There's PLENTY of fun political jabs at Reagan. The old "loonies escape/released from the asylum to butcher" slasher trope is spun by Arquette using Reagan's budget cuts as California governor as a reason why the murderer of this film is set free to slay. When the killer is about to execute Balthazar Getty (playing King's explosive-tempered former boyfriend), he is befuddled because "he's a Republican". The anti-war standing (excerpts of the bodies killed and tossed to the side in Vietnam), George Bush jabs galore, cameo by Courtney Cox as an animal lover who defends the killer's man-eating dogs from police fire before being attacked herself (!), defiant tree-hugger taking a sawing by a chainsaw, a capitalist (played by Paul Reubens, absent Pee Wee Herman persona, wearing a fro, with Uncle Sam's costume) so consumed with the money in his cashbox he's willing to hide in the toilet of a crapper in order to hold on to the rewards, and enough colorful, hallucinogenic light shows (if you have a film called "The Tripper", there should be some trips, right?), nakedness, dopeheads, and party-hearty atmosphere loaded in this film, it hardly has time to stop long enough to get boring.
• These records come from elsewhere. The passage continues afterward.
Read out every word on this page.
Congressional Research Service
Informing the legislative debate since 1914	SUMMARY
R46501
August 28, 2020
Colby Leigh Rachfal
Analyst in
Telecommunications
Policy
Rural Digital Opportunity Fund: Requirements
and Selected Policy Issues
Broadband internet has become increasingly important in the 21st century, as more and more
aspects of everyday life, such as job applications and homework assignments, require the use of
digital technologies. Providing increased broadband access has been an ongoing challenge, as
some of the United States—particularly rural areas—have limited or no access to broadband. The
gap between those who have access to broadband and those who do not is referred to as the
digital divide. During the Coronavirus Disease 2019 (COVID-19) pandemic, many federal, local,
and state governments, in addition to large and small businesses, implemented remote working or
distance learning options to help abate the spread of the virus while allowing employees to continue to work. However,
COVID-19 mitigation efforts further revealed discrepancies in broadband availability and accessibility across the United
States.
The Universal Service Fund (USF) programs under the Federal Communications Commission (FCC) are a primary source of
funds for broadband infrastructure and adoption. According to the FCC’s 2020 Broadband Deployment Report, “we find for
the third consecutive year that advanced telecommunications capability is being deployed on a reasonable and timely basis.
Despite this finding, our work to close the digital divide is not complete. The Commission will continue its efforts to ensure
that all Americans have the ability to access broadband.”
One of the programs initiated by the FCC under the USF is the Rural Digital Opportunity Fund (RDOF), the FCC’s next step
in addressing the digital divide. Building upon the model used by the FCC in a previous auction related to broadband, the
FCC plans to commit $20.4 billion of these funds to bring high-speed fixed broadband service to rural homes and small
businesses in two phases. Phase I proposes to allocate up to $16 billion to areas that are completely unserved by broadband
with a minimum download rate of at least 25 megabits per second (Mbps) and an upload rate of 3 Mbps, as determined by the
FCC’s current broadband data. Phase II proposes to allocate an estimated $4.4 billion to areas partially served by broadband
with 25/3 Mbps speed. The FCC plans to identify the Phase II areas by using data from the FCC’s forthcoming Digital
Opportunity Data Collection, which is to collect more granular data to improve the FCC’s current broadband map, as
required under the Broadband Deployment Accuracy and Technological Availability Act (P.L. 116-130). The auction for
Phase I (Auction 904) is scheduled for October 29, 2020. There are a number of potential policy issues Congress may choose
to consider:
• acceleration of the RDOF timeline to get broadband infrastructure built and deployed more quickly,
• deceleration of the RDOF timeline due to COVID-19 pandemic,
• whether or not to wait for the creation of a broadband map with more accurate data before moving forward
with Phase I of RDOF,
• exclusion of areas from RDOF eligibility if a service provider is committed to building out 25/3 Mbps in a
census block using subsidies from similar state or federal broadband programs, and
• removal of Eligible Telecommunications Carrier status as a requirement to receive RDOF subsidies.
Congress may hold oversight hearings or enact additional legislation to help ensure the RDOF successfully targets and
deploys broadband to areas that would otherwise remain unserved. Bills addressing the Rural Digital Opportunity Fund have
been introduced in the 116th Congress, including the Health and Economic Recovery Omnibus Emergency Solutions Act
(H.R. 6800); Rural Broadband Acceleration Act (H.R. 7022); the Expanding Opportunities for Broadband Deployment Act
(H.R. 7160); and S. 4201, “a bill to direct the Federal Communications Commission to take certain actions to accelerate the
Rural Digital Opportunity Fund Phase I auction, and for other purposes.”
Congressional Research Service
The conclusion is right out of the slasher handbook. No matter how many times you hit someone across the face with a hammer, it just can't inflict enough damage to keep the killer down! And King takes that hammer to him too. Over and over and over. Still if he doesn't survive, we don't get to see him split apart a scumbag with a chainsaw. So there's that.
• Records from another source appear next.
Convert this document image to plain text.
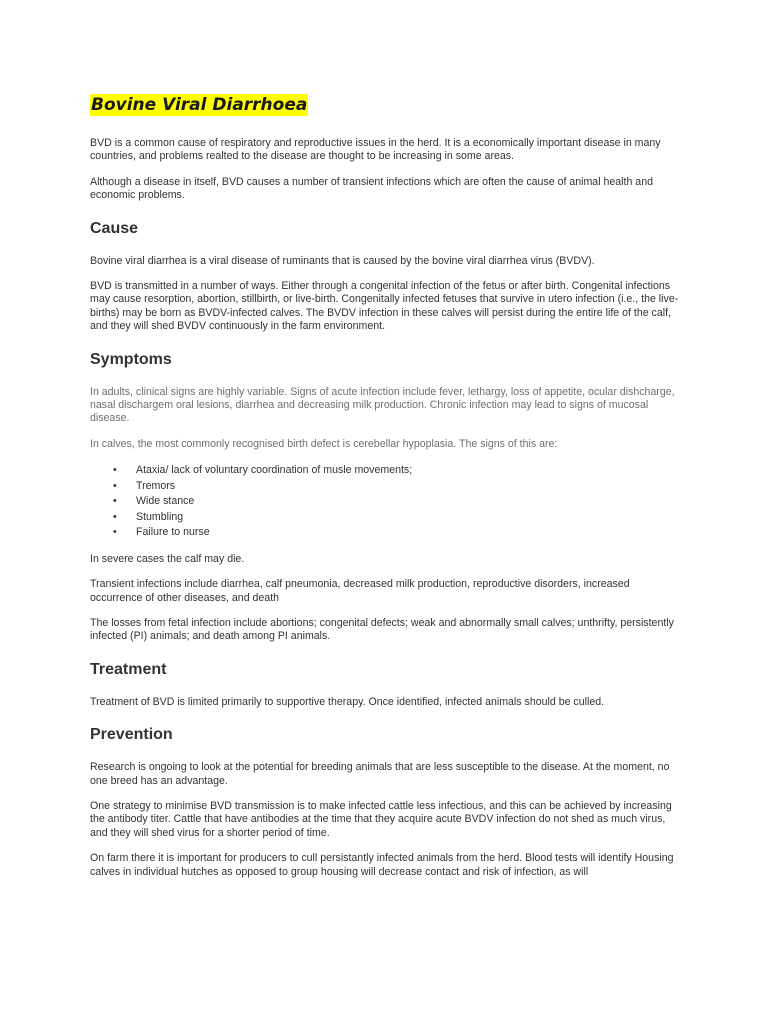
Bovine Viral Diarrhoea

BVD is a common cause of respiratory and reproductive issues in the herd. It is a economically important disease in many countries, and problems realted to the disease are thought to be increasing in some areas.

Although a disease in itself, BVD causes a number of transient infections which are often the cause of animal health and economic problems.

Cause

Bovine viral diarrhea is a viral disease of ruminants that is caused by the bovine viral diarrhea virus (BVDV).

BVD is transmitted in a number of ways. Either through a congenital infection of the fetus or after birth. Congenital infections may cause resorption, abortion, stillbirth, or live-birth. Congenitally infected fetuses that survive in utero infection (i.e., the live-births) may be born as BVDV-infected calves. The BVDV infection in these calves will persist during the entire life of the calf, and they will shed BVDV continuously in the farm environment.

Symptoms

In adults, clinical signs are highly variable. Signs of acute infection include fever, lethargy, loss of appetite, ocular dishcharge, nasal dischargem oral lesions, diarrhea and decreasing milk production. Chronic infection may lead to signs of mucosal disease.

In calves, the most commonly recognised birth defect is cerebellar hypoplasia. The signs of this are:

• Ataxia/ lack of voluntary coordination of musle movements;
• Tremors
• Wide stance
• Stumbling
• Failure to nurse

In severe cases the calf may die.

Transient infections include diarrhea, calf pneumonia, decreased milk production, reproductive disorders, increased occurrence of other diseases, and death

The losses from fetal infection include abortions; congenital defects; weak and abnormally small calves; unthrifty, persistently infected (PI) animals; and death among PI animals.

Treatment

Treatment of BVD is limited primarily to supportive therapy. Once identified, infected animals should be culled.

Prevention

Research is ongoing to look at the potential for breeding animals that are less susceptible to the disease. At the moment, no one breed has an advantage.

One strategy to minimise BVD transmission is to make infected cattle less infectious, and this can be achieved by increasing the antibody titer. Cattle that have antibodies at the time that they acquire acute BVDV infection do not shed as much virus, and they will shed virus for a shorter period of time.

On farm there it is important for producers to cull persistantly infected animals from the herd. Blood tests will identify Housing calves in individual hutches as opposed to group housing will decrease contact and risk of infection, as will
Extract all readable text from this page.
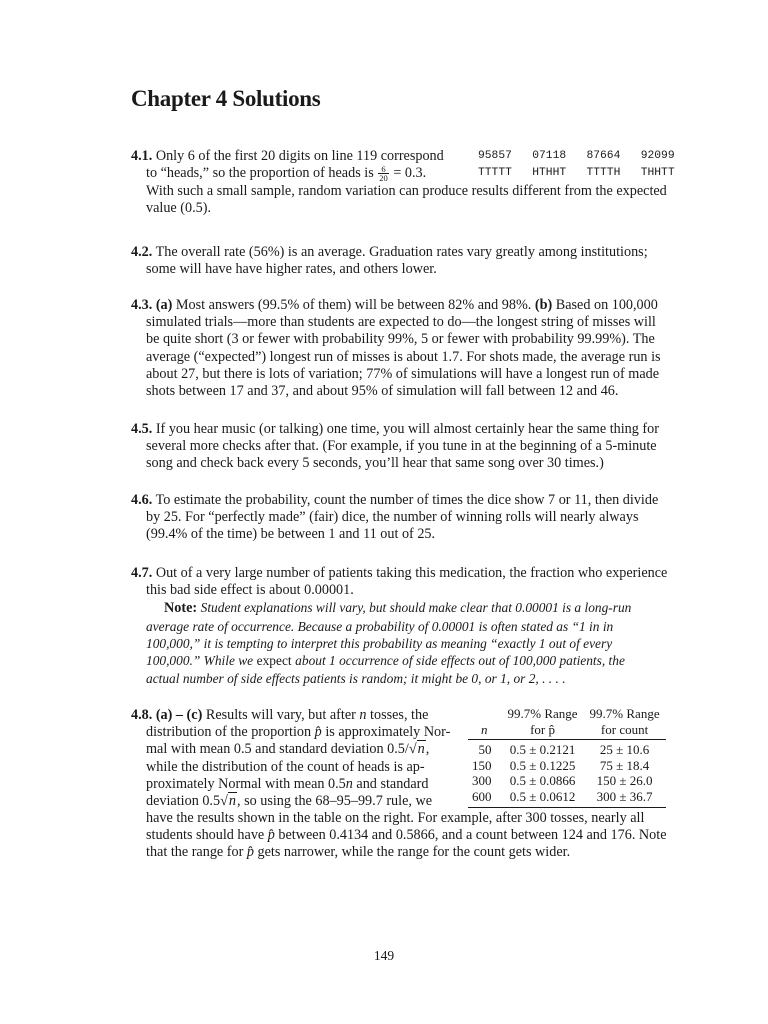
Chapter 4 Solutions
4.1. Only 6 of the first 20 digits on line 119 correspond
to “heads,” so the proportion of heads is $\frac{6}{20} = 0.3$.
95857   07118   87664   92099
TTTTT   HTHHT   TTTTH   THHTT
With such a small sample, random variation can produce results different from the expected
value (0.5).
4.2. The overall rate (56%) is an average. Graduation rates vary greatly among institutions;
some will have have higher rates, and others lower.
4.3. (a) Most answers (99.5% of them) will be between 82% and 98%. (b) Based on 100,000
simulated trials—more than students are expected to do—the longest string of misses will
be quite short (3 or fewer with probability 99%, 5 or fewer with probability 99.99%). The
average (“expected”) longest run of misses is about 1.7. For shots made, the average run is
about 27, but there is lots of variation; 77% of simulations will have a longest run of made
shots between 17 and 37, and about 95% of simulation will fall between 12 and 46.
4.5. If you hear music (or talking) one time, you will almost certainly hear the same thing for
several more checks after that. (For example, if you tune in at the beginning of a 5-minute
song and check back every 5 seconds, you’ll hear that same song over 30 times.)
4.6. To estimate the probability, count the number of times the dice show 7 or 11, then divide
by 25. For “perfectly made” (fair) dice, the number of winning rolls will nearly always
(99.4% of the time) be between 1 and 11 out of 25.
4.7. Out of a very large number of patients taking this medication, the fraction who experience
this bad side effect is about 0.00001.
Note: Student explanations will vary, but should make clear that 0.00001 is a long-run
average rate of occurrence. Because a probability of 0.00001 is often stated as “1 in in
100,000,” it is tempting to interpret this probability as meaning “exactly 1 out of every
100,000.” While we expect about 1 occurrence of side effects out of 100,000 patients, the
actual number of side effects patients is random; it might be 0, or 1, or 2, . . . .
4.8. (a) – (c) Results will vary, but after n tosses, the
distribution of the proportion p̂ is approximately Nor-
mal with mean 0.5 and standard deviation 0.5/√n,
while the distribution of the count of heads is ap-
proximately Normal with mean 0.5n and standard
deviation 0.5√n, so using the 68–95–99.7 rule, we
have the results shown in the table on the right. For example, after 300 tosses, nearly all
students should have p̂ between 0.4134 and 0.5866, and a count between 124 and 176. Note
that the range for p̂ gets narrower, while the range for the count gets wider.
	99.7% Range	99.7% Range
n	for p̂	for count
50	0.5 ± 0.2121	25 ± 10.6
150	0.5 ± 0.1225	75 ± 18.4
300	0.5 ± 0.0866	150 ± 26.0
600	0.5 ± 0.0612	300 ± 36.7
149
Truth be told, in the end, The Tripper is still just a slasher movie. It is busy with "stuff" (mentioned above), and I guess hearing Reubens get "Fuck you" off his chest in a variety of ways towards everyone has its appeal, with enough blood and grue to perhaps satisfy you (the hand is cut off, with a stump spewing blood, a hunter is gutted, and a couple beheadings result from the wielding of the chopping ax) if not in the same queasy league as Savini's work. Still, I can't really say this is one of those slashers that finds its way atop the "Best Slashers of..." lists.